CIRCOLARE 28 giugno 1999, n.3350

Istanze di fissazione dell’esecuzione dei provvedimenti di rilascio
degli immobili ad uso abitativo (art. 6, legge 9 dicembre 1998,
n. 431, e art. 19, comma 1, legge 13 maggio 1999, n. 133).
Ai presidenti delle corti di appello
e, per conoscenza:
Al Gabinetto dell’on. Ministro
All’ufficio legislativo
All’ispettorato generale
Al Ministero delle finanze –
Ufficio del gabinetto
A decorrere dal 28 giugno 1999 trova applicazione la procedura di
esecuzione degli sfratti nei comuni ad alta tensione abitativa,
disciplinata dall’art. 6 della legge n. 431/1998 in materia di
rilascio per finita locazione degli immobili adibiti ad uso
abitativo.
Al riguardo si rappresenta che ragioni di ordine logicosistematico
sul piano interpretativo portano a concludere che l’esenzione
dall’imposta di bollo e di registro prevista dall’art. 19, comma 1,
della legge 13 maggio 1999, n. 133, che richiama le disposizioni
dell’art. 57 della legge 27 luglio 1978, n. 392, riguarda tutti gli
atti dei procedimenti che si instaurano in base alle istanze di
fissazione delle esecuzioni presentate dai conduttori ai sensi
dell’art. 6, commi 3 e 4, della legge 9 dicembre 1998, n. 431, e
alle eventuali opposizioni, senza tenere conto del limite di L.
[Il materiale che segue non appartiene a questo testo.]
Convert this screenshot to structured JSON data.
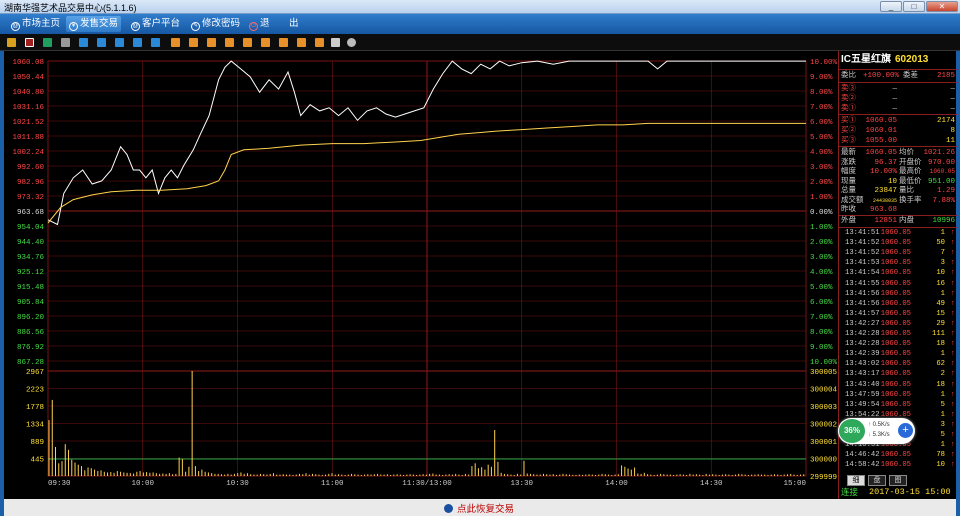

600.000, richiamato nell’ambito originario del citato art. 57 della
legge n. 392/1978.
Infatti il predetto criterio di valore non sembra applicabile ai
procedimenti in esame, giacche’, nella specie, l’istanza del
conduttore e’ rivolta esclusivamente alla fissazione di una diversa
data di esecuzione del provvedimento di rilascio; e le successive
opposizioni, che vengono giudicate con le modalita’ di cui all’art.
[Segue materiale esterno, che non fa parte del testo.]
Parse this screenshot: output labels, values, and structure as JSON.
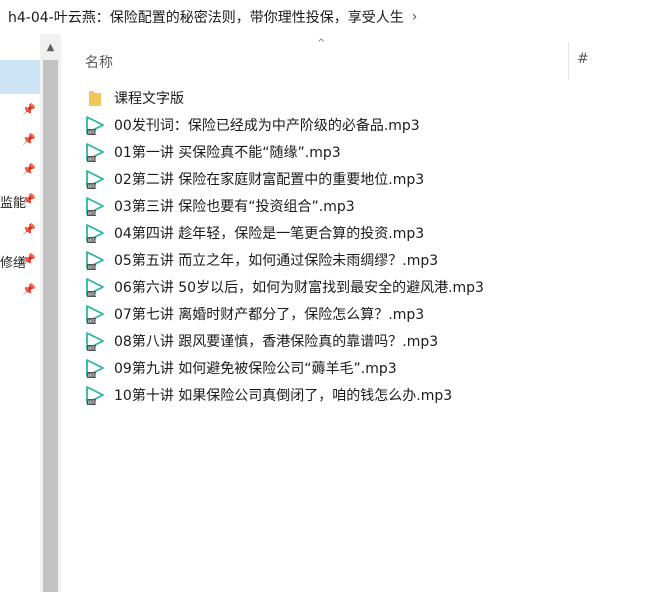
{
  "breadcrumb": {
    "path": "h4-04-叶云燕：保险配置的秘密法则，带你理性投保，享受人生",
    "chevron": "›"
  },
  "nav": {
    "items": [
      {
        "label": ""
      },
      {
        "label": ""
      },
      {
        "label": ""
      },
      {
        "label": ""
      },
      {
        "label": "监能"
      },
      {
        "label": ""
      },
      {
        "label": "修缮"
      },
      {
        "label": ""
      }
    ],
    "pin_glyph": "📌"
  },
  "header": {
    "sort_indicator": "^",
    "name_column": "名称",
    "number_column": "#"
  },
  "files": [
    {
      "name": "课程文字版",
      "type": "folder"
    },
    {
      "name": "00发刊词：保险已经成为中产阶级的必备品.mp3",
      "type": "mp3"
    },
    {
      "name": "01第一讲 买保险真不能“随缘”.mp3",
      "type": "mp3"
    },
    {
      "name": "02第二讲 保险在家庭财富配置中的重要地位.mp3",
      "type": "mp3"
    },
    {
      "name": "03第三讲 保险也要有“投资组合”.mp3",
      "type": "mp3"
    },
    {
      "name": "04第四讲 趁年轻，保险是一笔更合算的投资.mp3",
      "type": "mp3"
    },
    {
      "name": "05第五讲 而立之年，如何通过保险未雨绸缪？.mp3",
      "type": "mp3"
    },
    {
      "name": "06第六讲 50岁以后，如何为财富找到最安全的避风港.mp3",
      "type": "mp3"
    },
    {
      "name": "07第七讲 离婚时财产都分了，保险怎么算？.mp3",
      "type": "mp3"
    },
    {
      "name": "08第八讲 跟风要谨慎，香港保险真的靠谱吗？.mp3",
      "type": "mp3"
    },
    {
      "name": "09第九讲 如何避免被保险公司“薅羊毛”.mp3",
      "type": "mp3"
    },
    {
      "name": "10第十讲 如果保险公司真倒闭了，咱的钱怎么办.mp3",
      "type": "mp3"
    }
  ],
  "colors": {
    "selection": "#cde4f7",
    "folder": "#f2c55c",
    "mp3_play": "#2bb5a6"
  }
}
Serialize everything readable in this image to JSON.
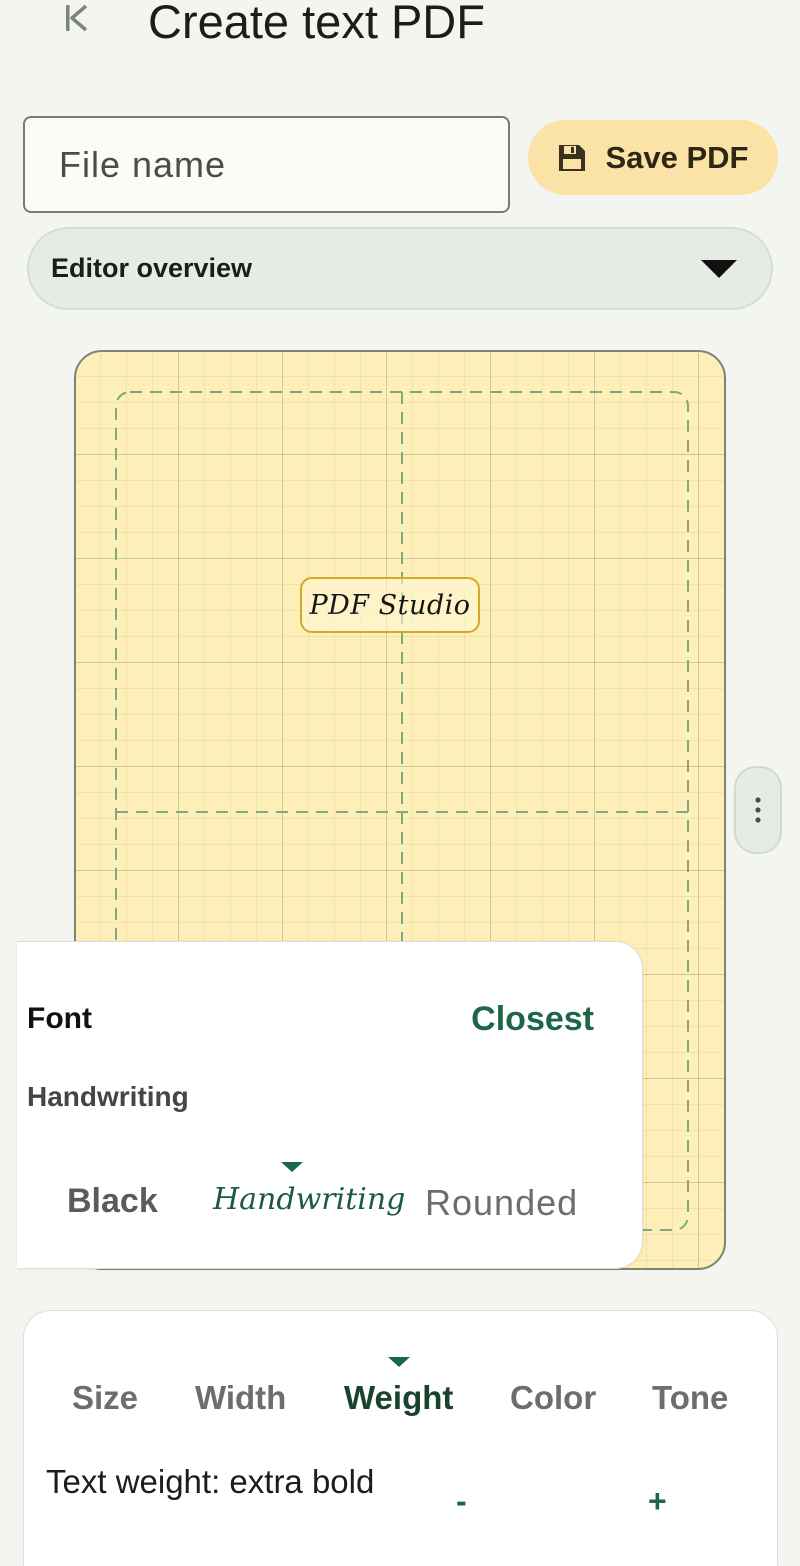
{
  "header": {
    "title": "Create text PDF",
    "back_icon": "skip-back-icon"
  },
  "file": {
    "placeholder": "File name",
    "value": ""
  },
  "save_button": {
    "label": "Save PDF",
    "icon": "floppy-disk-icon",
    "bg": "#fbe2a6"
  },
  "overview": {
    "label": "Editor overview",
    "icon": "caret-down-icon"
  },
  "canvas": {
    "page_color": "#fdefb7",
    "text_element": "PDF Studio",
    "accent": "#d4a72c"
  },
  "side_handle": {
    "icon": "more-vertical-icon"
  },
  "font_popup": {
    "title": "Font",
    "action": "Closest",
    "current": "Handwriting",
    "options": [
      "Black",
      "Handwriting",
      "Rounded"
    ],
    "selected": "Handwriting",
    "accent": "#1d6648"
  },
  "panel": {
    "tabs": [
      "Size",
      "Width",
      "Weight",
      "Color",
      "Tone"
    ],
    "active_tab": "Weight",
    "weight_label": "Text weight: extra bold",
    "decrease_label": "-",
    "increase_label": "+"
  }
}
618 del codice di procedura civile, ineriscono soltanto al decreto
del giudice.
Nella fattispecie di cui si tratta non vi e’ quindi una parte di
rapporto locativo in contestazione cui si possa fare riferimento
per stabilire il valore della controversia.
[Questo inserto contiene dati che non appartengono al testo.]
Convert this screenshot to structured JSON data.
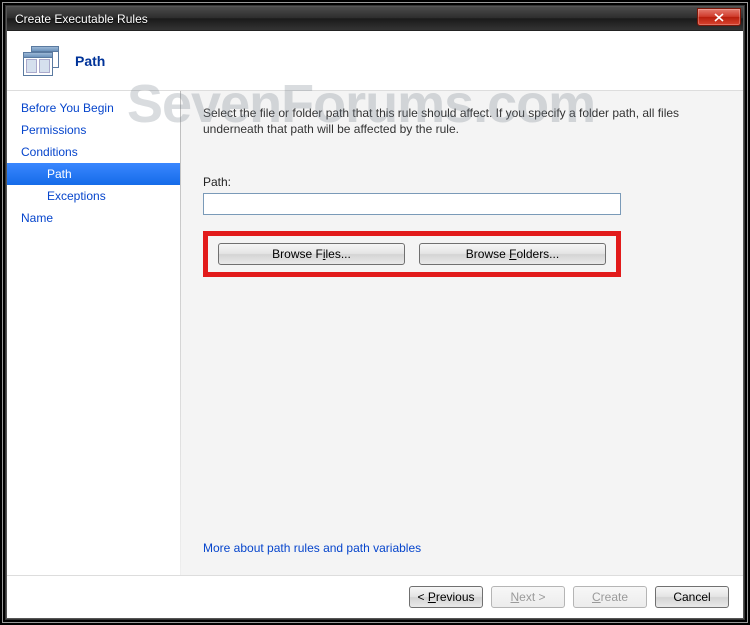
{
  "window": {
    "title": "Create Executable Rules"
  },
  "header": {
    "page_title": "Path"
  },
  "watermark": "SevenForums.com",
  "sidebar": {
    "items": [
      {
        "label": "Before You Begin",
        "sub": false,
        "selected": false
      },
      {
        "label": "Permissions",
        "sub": false,
        "selected": false
      },
      {
        "label": "Conditions",
        "sub": false,
        "selected": false
      },
      {
        "label": "Path",
        "sub": true,
        "selected": true
      },
      {
        "label": "Exceptions",
        "sub": true,
        "selected": false
      },
      {
        "label": "Name",
        "sub": false,
        "selected": false
      }
    ]
  },
  "main": {
    "description": "Select the file or folder path that this rule should affect. If you specify a folder path, all files underneath that path will be affected by the rule.",
    "path_label": "Path:",
    "path_value": "",
    "browse_files_pre": "Browse F",
    "browse_files_u": "i",
    "browse_files_post": "les...",
    "browse_folders_pre": "Browse ",
    "browse_folders_u": "F",
    "browse_folders_post": "olders...",
    "help_link": "More about path rules and path variables"
  },
  "footer": {
    "previous_pre": "< ",
    "previous_u": "P",
    "previous_post": "revious",
    "next_u": "N",
    "next_post": "ext >",
    "create_u": "C",
    "create_post": "reate",
    "cancel": "Cancel"
  }
}
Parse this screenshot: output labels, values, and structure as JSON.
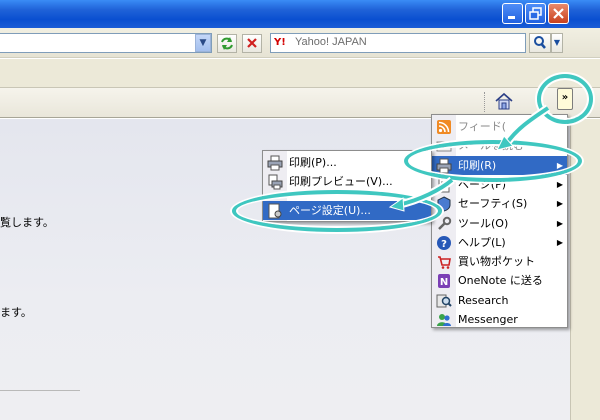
{
  "search": {
    "placeholder": "Yahoo! JAPAN",
    "logo": "Y!"
  },
  "command_bar": {
    "chevron": "»"
  },
  "content": {
    "line1": "覧します。",
    "line2": "ます。"
  },
  "tools_menu": {
    "items": [
      {
        "label": "フィード(",
        "icon": "feed-icon",
        "disabled": true
      },
      {
        "label": "メールを読む",
        "icon": "mail-icon",
        "disabled": true
      },
      {
        "label": "印刷(R)",
        "icon": "print-icon",
        "highlighted": true,
        "submenu": true
      },
      {
        "label": "ページ(P)",
        "icon": "page-icon",
        "submenu": true
      },
      {
        "label": "セーフティ(S)",
        "icon": "safety-icon",
        "submenu": true
      },
      {
        "label": "ツール(O)",
        "icon": "tools-icon",
        "submenu": true
      },
      {
        "label": "ヘルプ(L)",
        "icon": "help-icon",
        "submenu": true
      },
      {
        "label": "買い物ポケット",
        "icon": "shopping-icon"
      },
      {
        "label": "OneNote に送る",
        "icon": "onenote-icon"
      },
      {
        "label": "Research",
        "icon": "research-icon"
      },
      {
        "label": "Messenger",
        "icon": "messenger-icon"
      }
    ]
  },
  "print_menu": {
    "items": [
      {
        "label": "印刷(P)...",
        "icon": "printer-icon"
      },
      {
        "label": "印刷プレビュー(V)...",
        "icon": "print-preview-icon"
      },
      {
        "label": "ページ設定(U)...",
        "icon": "page-setup-icon",
        "highlighted": true
      }
    ]
  },
  "colors": {
    "titlebar": "#0a4fd0",
    "highlight": "#316ac5",
    "callout": "#3fc7c0"
  }
}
Peraltro il secondo comma dell’art. 12 c.p.c., alla stregua del
quale poteva essere definito il suddetto valore, e’ stato abrogato,
con decorrenza dal 30 aprile 1995, dall’art. 89 della legge 26
novembre 1990, n. 353, come modificato, da ultimo, dall’art. 3 del
decreto-legge 7 ottobre 1994, n. 571, convertito dalla legge 6
dicembre 1994, n. 673.
A cio’ va aggiunto, sul piano logico, che l’applicazione del
predetto parametro limitativo vanificherebbe nei fatti il senso e
la portata del beneficio delle agevolazioni fiscali
introdotto dall’art. 19 della legge n. 133/1999; beneficio che, con
una piu’ restrittiva interpretazione, riguarderebbe i soli
contratti di locazione abitativa con un canone mensile non
superiore a L. 50.000 che trovano scarsa corrispondenza nella
realta’ dei rapporti locativi. Si prega di voler portare a
conoscenza dei tribunali dei rispettivi distretti la presente nota.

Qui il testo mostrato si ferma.